Dotado da rara virtude de saber combater para vencer e defender-se para governar, exerceu a chefia do Poder Executivo Estadual por nove meses, período em que implementou metas estruturantes: equilibrou as finanças públicas, elevou o piso salarial dos servidores, aparelhou a rede de saúde e executou obras de vulto, como a rodovia da Palma e a construção da barragem Passagem das Traíras, obra de finalidades diversas essencial para o combate à seca e fomento à irrigação.
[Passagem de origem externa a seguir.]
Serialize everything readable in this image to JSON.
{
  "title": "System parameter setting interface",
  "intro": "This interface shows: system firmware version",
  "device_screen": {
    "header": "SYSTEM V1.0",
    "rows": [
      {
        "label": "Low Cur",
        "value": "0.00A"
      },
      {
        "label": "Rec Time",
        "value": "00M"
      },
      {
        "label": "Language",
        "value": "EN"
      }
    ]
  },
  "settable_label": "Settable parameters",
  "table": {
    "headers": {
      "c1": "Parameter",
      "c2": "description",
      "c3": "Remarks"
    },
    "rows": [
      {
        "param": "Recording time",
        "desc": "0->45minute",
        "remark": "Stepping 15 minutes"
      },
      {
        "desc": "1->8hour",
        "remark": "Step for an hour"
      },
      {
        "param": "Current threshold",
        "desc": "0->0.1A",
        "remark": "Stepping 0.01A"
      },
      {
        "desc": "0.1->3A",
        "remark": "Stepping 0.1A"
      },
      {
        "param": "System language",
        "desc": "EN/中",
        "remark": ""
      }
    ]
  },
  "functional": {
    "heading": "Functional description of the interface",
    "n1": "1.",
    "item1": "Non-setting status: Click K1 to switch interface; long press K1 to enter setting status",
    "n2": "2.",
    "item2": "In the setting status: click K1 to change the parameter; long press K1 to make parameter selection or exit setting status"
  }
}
Sua herança política remonta diretamente ao seu avô, o major Pretinho de Frade, mantendo viva uma tradição que atravessou as eras do Império e da República. Esta corrente, que se assenta nas raízes dos partidos Luzia e Liberal, sobreviveu à extinção do Partido Republicano Federal pela Revolução de 30 e reconfigurou-se na UDN com a redemocratização de 1945, culminando na Arena Vermelha após 1964.
Conhecido pela alcunha política de Papa-Jerimum, ou simplesmente Papa, Vivaldo é o guardião de uma hegemonia que, desde o início do século XX, experimentou raros reveses, como a derrota municipal de 1963, ainda assim mitigada pela eleição de seu sobrinho Ridalvo Costa como vice-prefeito.
Líder nato e realista, Vivaldo Costa coroou sua trajetória de décadas ao eleger-se prefeito de sua terra natal, a antiga Vila do Príncipe, em 1996, reafirmando que a saída espontânea da vida pública não condiz com sua natureza combativa.